03 : Rencana

15K 2.1K 410
                                    

Hingga hari dimana gue tur ke Bandung pun tiba. Sekarang sekitar pukul delapan pagi. Dari kampus sih kabarnya jam sepuluh berangkat. Dan bodohnya gue sekarang masih santai dengan segelas susu putih yang dibuatkan Bunda barusan.

"Masih santai lo?" Bang Dean duduk didepan gue sambil berdecak malas.

Gue mengangguk, "Yaelah baru juga jam delapan, rajin-rajin amat lo ke kampus."

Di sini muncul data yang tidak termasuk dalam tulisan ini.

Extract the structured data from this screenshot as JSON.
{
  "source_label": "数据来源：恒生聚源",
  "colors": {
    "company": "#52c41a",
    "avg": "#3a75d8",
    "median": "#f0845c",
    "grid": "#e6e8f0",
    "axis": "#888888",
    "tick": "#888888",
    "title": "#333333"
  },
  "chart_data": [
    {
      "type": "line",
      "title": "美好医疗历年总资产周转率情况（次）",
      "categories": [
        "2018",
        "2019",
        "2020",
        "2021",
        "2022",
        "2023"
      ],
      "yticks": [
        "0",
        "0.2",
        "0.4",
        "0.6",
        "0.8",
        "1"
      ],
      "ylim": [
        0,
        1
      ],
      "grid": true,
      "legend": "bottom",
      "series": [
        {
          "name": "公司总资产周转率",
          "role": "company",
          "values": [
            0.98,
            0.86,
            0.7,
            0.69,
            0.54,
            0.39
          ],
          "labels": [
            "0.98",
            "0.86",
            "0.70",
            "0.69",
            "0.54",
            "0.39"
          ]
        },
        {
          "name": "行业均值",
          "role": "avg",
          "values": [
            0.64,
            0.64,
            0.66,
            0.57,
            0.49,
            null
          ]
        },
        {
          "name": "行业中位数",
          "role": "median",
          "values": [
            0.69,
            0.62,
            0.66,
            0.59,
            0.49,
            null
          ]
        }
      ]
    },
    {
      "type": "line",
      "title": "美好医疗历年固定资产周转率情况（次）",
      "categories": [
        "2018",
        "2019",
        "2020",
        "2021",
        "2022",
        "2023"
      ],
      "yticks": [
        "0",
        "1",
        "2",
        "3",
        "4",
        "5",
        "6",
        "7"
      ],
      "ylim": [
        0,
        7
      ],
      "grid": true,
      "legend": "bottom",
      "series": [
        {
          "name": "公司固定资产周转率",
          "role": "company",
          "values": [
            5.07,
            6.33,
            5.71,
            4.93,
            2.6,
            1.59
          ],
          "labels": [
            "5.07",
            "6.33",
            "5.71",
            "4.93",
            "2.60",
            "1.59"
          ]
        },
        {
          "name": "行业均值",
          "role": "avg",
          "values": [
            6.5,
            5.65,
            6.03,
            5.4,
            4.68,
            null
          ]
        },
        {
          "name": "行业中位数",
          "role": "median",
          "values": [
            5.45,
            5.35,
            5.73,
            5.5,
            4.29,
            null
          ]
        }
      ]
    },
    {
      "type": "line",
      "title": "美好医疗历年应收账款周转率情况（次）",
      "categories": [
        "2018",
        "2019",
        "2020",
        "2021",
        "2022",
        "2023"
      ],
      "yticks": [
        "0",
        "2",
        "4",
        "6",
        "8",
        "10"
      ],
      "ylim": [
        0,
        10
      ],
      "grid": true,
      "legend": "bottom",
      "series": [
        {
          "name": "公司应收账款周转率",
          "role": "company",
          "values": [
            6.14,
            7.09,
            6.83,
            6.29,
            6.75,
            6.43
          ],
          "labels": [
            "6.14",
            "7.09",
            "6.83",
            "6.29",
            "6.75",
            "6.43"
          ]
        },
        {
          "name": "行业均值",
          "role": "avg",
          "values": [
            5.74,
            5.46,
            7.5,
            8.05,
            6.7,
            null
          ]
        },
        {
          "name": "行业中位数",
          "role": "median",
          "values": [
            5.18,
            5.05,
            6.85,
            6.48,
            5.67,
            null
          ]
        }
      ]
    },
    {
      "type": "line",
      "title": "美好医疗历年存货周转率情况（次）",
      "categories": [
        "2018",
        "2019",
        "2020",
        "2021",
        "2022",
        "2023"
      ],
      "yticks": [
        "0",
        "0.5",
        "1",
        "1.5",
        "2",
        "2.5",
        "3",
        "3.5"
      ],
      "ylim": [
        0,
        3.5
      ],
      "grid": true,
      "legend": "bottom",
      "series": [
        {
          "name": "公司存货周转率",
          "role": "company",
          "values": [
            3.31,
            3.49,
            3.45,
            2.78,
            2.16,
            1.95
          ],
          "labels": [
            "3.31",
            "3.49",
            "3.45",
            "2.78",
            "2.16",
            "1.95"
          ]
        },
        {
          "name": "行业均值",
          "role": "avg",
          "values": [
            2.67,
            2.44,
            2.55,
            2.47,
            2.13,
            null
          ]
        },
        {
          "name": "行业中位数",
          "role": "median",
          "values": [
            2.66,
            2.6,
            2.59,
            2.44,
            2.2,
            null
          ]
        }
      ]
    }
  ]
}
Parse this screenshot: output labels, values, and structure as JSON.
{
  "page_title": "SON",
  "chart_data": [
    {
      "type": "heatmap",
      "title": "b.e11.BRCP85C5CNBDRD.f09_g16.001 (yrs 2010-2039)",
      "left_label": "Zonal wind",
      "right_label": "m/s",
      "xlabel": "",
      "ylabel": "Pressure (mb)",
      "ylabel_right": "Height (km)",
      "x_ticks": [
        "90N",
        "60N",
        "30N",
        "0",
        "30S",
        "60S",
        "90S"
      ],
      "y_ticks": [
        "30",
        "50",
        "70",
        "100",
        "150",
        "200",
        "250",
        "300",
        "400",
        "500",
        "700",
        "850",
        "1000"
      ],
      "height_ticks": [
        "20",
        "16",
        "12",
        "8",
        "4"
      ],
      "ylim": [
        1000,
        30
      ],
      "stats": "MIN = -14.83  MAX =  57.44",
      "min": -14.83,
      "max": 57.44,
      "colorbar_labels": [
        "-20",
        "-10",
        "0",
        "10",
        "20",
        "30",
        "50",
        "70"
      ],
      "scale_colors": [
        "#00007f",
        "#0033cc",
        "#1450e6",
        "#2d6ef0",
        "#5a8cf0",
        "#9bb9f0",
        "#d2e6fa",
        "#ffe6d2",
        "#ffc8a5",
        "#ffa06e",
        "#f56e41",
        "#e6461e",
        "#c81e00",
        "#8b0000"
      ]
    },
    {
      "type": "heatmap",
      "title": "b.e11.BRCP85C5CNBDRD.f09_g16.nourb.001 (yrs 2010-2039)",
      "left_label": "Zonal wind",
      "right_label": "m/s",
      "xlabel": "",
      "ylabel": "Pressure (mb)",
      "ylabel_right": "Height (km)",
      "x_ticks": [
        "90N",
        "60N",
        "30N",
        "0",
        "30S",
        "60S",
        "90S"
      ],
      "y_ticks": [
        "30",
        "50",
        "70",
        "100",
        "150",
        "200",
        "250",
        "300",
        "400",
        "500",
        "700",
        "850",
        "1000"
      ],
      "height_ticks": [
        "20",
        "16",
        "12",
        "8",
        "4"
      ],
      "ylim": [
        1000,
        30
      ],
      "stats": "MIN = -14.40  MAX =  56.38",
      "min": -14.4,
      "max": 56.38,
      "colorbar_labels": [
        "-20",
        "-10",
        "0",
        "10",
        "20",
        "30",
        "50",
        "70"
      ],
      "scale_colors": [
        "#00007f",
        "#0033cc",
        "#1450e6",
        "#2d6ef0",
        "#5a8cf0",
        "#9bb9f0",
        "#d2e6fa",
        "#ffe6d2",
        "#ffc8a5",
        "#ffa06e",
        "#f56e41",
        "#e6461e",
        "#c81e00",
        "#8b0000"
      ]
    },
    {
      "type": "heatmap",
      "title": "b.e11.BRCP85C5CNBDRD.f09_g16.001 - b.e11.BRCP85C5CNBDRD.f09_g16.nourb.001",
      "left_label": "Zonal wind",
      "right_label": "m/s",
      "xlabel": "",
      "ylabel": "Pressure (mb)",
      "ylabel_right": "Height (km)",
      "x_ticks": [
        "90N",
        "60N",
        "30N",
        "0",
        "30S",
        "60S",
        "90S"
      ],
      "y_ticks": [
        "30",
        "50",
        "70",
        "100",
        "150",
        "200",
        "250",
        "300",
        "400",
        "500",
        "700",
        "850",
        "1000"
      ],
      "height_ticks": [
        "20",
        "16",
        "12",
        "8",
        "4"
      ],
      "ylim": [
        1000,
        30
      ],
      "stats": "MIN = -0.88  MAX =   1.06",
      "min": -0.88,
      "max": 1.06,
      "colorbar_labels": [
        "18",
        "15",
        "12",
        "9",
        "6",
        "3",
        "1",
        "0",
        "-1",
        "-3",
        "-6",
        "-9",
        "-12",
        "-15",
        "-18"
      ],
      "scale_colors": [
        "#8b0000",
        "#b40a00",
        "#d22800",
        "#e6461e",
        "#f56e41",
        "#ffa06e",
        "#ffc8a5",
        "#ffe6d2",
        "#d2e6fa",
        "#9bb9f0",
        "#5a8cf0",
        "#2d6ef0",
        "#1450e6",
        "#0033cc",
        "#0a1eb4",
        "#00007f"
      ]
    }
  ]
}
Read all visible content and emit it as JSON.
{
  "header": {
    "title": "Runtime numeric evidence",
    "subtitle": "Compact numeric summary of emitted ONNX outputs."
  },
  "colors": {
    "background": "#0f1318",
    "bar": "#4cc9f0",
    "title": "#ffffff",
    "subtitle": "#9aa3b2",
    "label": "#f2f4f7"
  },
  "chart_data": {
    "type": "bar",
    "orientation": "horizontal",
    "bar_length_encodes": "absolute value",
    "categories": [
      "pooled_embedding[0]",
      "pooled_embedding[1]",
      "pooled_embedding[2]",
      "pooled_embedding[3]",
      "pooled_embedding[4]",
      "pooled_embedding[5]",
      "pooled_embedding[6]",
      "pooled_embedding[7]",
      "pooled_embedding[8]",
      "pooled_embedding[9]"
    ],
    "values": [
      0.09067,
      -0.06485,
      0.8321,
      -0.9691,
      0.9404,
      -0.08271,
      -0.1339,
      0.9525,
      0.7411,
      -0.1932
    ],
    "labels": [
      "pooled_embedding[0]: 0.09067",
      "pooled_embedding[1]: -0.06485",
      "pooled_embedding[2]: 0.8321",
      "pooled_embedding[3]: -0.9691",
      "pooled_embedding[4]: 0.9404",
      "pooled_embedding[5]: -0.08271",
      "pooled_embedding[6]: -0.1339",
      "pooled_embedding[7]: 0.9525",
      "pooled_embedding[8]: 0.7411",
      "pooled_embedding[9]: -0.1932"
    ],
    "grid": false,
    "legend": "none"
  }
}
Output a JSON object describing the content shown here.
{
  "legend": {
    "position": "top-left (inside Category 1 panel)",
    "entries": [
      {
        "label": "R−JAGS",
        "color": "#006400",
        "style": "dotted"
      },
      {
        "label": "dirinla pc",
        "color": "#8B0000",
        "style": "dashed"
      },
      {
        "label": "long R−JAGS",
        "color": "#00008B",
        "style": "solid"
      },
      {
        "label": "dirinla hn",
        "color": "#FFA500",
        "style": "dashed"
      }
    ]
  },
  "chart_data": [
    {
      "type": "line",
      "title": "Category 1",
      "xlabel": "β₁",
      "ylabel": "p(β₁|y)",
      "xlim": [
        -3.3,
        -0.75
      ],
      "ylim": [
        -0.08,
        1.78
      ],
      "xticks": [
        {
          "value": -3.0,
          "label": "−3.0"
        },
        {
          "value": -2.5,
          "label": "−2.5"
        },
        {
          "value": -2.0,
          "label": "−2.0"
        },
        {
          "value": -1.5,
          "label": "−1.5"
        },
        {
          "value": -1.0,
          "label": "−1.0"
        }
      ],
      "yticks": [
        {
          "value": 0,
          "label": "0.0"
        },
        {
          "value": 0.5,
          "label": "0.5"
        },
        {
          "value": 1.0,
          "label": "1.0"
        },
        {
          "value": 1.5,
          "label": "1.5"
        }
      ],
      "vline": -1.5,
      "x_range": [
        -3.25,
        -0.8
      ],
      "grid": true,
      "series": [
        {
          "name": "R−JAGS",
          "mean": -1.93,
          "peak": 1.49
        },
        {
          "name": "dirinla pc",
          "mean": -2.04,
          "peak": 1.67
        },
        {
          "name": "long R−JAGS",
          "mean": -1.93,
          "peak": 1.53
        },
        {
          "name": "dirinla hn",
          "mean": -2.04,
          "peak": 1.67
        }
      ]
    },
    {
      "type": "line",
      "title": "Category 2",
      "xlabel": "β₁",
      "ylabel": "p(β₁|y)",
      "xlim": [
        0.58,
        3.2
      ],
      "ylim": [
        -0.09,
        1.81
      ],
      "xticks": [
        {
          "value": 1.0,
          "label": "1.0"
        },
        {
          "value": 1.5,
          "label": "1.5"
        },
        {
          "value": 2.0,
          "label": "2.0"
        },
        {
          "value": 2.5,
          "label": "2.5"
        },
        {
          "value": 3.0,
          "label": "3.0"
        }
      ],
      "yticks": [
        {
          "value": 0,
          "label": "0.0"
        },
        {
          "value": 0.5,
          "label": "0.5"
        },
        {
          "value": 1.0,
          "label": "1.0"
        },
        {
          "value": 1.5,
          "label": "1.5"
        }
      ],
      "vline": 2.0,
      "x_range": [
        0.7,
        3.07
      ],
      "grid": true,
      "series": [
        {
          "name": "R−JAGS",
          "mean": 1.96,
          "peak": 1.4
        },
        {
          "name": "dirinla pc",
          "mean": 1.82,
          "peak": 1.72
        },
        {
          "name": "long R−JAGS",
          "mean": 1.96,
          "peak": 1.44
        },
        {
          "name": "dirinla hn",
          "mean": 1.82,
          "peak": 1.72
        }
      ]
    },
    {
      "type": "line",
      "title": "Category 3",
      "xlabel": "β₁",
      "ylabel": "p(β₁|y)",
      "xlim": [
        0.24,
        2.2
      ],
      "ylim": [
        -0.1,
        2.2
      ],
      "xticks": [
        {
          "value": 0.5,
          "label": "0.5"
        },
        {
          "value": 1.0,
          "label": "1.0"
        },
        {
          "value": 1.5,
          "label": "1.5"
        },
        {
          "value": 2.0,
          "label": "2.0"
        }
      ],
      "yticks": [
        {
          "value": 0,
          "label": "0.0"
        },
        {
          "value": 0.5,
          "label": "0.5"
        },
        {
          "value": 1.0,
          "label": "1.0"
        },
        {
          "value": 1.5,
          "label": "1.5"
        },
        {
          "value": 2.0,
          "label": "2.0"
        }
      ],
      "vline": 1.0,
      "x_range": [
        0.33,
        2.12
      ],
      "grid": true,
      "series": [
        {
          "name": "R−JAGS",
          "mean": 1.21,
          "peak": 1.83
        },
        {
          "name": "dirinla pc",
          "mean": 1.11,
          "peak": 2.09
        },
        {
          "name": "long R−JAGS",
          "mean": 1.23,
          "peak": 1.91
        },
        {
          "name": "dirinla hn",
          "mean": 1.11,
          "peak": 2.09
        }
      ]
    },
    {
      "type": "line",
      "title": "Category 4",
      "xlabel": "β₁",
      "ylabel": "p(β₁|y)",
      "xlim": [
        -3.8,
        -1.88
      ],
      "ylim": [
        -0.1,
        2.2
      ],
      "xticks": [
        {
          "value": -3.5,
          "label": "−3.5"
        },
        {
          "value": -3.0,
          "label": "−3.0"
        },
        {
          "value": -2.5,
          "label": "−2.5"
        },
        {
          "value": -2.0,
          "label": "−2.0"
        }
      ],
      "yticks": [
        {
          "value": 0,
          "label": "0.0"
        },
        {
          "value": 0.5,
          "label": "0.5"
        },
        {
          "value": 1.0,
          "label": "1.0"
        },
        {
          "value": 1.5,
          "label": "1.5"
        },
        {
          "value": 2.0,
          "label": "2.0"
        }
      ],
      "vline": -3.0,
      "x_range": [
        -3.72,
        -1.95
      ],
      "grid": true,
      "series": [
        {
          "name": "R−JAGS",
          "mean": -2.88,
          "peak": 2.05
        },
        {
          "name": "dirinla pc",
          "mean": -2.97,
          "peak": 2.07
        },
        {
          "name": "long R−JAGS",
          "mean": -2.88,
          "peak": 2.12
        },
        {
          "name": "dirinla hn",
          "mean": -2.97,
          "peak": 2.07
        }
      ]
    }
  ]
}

Bang Dean menggelengkan kepalanya tidak habis pikir, "Jingga satu bus sama lo."

Sontak gue menyemburkan minuman gue kelantai.

"Biasa aja gak usah lebay." Bang Dean menatap gue malas.

Gue nyengir.

"Emang iya?" Bang Dean mengangguk sebagai jawaban, "tau dari mana lo?"

"Gue kan panitia di sana, ya jelas lah gue tau. Makannya lo kalau suka sama orang usaha napa sih?" Jawabnya jengkel.

"Percaya gak lo kalau Jingga besok ada ditangan gue?" Gue tersenyum iblis.

Bang Dean mengangkatkan sebelah alisnya, "Jangan macem-macem lo, males gue kalau nanti lo buat onar di sana."

"Kita liat cara mainnya." Gue tertawa lalu pergi meninggalkan bang Dean sendirian di sana.

***

"Gimana semuanya aman?" Gue memperhatikan Raja dan Langit yang sedang mengobrak-abrik tas.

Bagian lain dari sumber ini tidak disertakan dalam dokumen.